# My First NDs!



## megadeana (Apr 30, 2013)

Here are the cuties!


----------



## HerdMomma (Apr 4, 2013)

They are adorable! You will have so much fun!!


----------



## ksalvagno (Oct 6, 2009)

Very cute! Congratulations!


----------



## Sylvie (Feb 18, 2013)

Awwwwww  Are there 2 or 3?


----------



## megadeana (Apr 30, 2013)

There is 2, the pale gold one is a doeling and the other a wether... I want milk but I thought it would be best to start with baby steps


----------



## megadeana (Apr 30, 2013)

The doeling has become my little buddy, she goes with me everywhere


----------



## Curious (Feb 6, 2013)

Awwwwww I think my heart just melted.


----------



## megadeana (Apr 30, 2013)

Thanks, she loves riding in the car as long as she can lay in my lap (it's going to be fun when she's bigger..) I like going through drive throughs, and seeing the persons reaction


----------



## TrinityRanch (Mar 26, 2013)

I think that wether is way too cute! Both are, but he really gets me


----------



## megadeana (Apr 30, 2013)

Oh yes he's adorable, he's always making me laugh


----------



## goatiegirl (Jan 7, 2013)

Congrats! They are both adorable. I got my two ND doelings this Spring also. I am surprised at how much they love to cuddle! I spend a lot of time with them sleeping in my lap.
Enjoy!!


----------



## Axykatt (Feb 1, 2013)

megadeana said:


> Thanks, she loves riding in the car as long as she can lay in my lap (it's going to be fun when she's bigger..) I like going through drive throughs, and seeing the persons reaction


That never gets old! Peggy Sue is 2.5 now and I still love the looks I get when I take her through the drive-thru or when I walk her out on a leash.


----------



## Kaneel (Oct 7, 2012)

Axykatt said:


> That never gets old! Peggy Sue is 2.5 now and I still love the looks I get when I take her through the drive-thru or when I walk her out on a leash.

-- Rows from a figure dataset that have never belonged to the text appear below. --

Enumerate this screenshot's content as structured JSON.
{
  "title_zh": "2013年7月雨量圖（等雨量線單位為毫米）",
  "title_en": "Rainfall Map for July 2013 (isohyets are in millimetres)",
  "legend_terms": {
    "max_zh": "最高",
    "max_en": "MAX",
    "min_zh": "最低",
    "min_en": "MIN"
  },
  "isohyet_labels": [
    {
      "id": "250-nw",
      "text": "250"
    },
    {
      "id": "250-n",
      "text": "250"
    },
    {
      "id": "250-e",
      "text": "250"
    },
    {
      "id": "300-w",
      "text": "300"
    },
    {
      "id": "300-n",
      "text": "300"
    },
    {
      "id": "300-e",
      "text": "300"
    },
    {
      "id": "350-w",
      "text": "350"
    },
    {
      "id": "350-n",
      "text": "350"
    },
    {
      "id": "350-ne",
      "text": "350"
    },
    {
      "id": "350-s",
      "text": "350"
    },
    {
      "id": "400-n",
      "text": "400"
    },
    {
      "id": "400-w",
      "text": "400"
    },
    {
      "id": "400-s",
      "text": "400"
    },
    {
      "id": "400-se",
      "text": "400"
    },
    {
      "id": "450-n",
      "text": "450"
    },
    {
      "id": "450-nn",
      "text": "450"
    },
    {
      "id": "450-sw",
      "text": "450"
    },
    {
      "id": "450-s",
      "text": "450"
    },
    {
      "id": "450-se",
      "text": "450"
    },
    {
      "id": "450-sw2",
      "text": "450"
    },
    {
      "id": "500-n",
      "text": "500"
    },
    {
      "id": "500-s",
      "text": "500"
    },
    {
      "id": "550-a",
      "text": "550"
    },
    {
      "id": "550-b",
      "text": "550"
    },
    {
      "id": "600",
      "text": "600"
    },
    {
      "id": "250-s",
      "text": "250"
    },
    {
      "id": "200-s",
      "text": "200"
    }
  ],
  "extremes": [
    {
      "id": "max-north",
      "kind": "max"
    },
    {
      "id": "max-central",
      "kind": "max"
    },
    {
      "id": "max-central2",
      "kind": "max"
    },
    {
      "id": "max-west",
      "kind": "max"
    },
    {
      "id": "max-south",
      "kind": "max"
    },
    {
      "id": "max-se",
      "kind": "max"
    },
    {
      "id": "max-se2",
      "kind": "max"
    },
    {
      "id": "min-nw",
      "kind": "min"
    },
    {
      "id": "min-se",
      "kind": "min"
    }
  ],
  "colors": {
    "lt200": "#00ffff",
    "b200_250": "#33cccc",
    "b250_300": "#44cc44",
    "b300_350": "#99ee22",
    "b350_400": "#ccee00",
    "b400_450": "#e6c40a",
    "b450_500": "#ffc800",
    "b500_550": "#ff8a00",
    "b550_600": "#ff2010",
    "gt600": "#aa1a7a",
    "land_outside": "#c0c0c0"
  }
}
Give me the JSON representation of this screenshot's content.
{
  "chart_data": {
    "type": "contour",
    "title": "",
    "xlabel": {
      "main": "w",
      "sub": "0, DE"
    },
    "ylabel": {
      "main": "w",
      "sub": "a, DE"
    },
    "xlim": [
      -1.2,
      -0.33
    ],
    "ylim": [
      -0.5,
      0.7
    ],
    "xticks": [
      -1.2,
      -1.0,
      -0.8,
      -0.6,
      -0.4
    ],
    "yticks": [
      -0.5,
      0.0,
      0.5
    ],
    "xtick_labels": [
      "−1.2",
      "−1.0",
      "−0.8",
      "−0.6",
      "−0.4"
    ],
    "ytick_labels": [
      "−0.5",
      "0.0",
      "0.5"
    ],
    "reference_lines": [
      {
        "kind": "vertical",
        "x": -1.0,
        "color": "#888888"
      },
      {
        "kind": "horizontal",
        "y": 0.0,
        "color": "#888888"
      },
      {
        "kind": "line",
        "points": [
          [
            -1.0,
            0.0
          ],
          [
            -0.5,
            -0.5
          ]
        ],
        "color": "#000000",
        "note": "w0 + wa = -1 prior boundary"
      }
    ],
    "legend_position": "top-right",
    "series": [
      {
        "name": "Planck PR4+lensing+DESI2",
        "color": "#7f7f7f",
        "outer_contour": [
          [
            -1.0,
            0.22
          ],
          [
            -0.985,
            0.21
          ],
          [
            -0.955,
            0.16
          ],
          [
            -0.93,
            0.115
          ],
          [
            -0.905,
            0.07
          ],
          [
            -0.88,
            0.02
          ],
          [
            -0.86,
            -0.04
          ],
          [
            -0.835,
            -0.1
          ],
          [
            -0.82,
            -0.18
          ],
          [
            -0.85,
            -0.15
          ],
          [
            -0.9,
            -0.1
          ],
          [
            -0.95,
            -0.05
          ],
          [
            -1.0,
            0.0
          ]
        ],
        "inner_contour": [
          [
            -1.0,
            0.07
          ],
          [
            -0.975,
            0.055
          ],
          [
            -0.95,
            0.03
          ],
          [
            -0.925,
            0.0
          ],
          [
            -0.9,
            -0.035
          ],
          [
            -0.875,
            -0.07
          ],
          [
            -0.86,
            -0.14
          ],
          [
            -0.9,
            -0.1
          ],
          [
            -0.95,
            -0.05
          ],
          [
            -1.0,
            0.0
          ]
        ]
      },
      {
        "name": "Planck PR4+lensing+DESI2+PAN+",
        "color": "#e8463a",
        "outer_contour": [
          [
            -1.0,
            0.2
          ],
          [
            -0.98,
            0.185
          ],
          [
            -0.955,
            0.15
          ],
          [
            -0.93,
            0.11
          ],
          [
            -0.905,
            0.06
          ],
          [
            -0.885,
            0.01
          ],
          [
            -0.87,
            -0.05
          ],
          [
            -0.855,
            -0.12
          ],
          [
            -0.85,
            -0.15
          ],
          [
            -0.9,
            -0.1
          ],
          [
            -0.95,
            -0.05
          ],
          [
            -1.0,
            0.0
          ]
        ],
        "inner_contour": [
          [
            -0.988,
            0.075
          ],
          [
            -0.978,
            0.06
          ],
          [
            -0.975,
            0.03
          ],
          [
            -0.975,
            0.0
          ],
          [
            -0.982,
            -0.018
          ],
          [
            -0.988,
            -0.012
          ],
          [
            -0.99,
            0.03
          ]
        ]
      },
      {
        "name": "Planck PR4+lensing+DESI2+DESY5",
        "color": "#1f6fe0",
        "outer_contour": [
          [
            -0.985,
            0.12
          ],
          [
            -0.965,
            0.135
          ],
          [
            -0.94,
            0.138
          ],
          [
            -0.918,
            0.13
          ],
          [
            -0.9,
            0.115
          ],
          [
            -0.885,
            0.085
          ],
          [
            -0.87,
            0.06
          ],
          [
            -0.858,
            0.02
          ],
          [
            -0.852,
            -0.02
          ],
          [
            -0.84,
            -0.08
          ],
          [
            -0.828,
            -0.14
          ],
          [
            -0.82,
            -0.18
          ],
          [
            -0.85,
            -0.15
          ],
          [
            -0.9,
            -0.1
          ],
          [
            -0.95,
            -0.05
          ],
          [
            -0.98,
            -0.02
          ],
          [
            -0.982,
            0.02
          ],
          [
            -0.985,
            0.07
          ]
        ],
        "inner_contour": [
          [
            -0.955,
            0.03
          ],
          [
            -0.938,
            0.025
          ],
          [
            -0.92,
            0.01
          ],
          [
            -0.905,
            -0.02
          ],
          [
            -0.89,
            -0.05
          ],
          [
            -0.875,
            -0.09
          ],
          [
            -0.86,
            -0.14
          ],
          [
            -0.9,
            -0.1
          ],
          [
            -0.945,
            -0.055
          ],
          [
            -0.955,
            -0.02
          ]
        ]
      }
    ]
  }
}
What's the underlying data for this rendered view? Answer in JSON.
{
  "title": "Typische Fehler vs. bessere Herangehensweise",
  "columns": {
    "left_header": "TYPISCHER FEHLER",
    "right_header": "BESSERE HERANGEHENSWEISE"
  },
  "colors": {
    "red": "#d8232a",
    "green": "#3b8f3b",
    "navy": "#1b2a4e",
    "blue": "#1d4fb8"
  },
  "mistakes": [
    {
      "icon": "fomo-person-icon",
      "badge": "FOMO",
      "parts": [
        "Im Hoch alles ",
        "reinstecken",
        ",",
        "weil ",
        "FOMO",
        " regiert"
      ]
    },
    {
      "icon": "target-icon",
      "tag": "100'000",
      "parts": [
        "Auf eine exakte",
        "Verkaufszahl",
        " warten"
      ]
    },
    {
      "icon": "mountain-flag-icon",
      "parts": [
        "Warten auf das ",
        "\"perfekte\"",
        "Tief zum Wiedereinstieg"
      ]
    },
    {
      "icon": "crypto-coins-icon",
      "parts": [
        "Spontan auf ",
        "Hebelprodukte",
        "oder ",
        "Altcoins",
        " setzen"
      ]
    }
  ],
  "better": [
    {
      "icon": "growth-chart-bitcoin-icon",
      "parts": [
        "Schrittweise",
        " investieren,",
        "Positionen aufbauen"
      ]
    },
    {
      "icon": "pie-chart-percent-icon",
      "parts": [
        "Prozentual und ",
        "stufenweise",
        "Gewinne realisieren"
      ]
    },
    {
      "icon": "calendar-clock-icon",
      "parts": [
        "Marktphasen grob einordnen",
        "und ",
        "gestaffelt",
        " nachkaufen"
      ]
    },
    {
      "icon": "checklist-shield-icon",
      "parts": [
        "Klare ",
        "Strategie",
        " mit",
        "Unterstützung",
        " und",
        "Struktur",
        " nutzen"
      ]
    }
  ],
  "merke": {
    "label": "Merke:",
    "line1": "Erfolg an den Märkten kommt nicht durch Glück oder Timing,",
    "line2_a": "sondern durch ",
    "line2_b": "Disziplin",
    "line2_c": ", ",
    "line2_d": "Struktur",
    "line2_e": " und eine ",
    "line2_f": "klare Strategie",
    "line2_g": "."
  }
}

Lol this is so going to be me when I get my doeling! I will probably be taking that poor thing anywhere and everywhere. Hope my parents don't get too angry when I sneak her into the house....


----------



## megadeana (Apr 30, 2013)

Kaneel said:


> Lol this is so going to be me when I get my doeling! I will probably be taking that poor thing anywhere and everywhere. Hope my parents don't get too angry when I sneak her into the house....


My husband was upset when she spent the night in our house a few nights ago, but he got over it when she started playing with our 3 cavalier King Charles spaniels. It was hilarious!


----------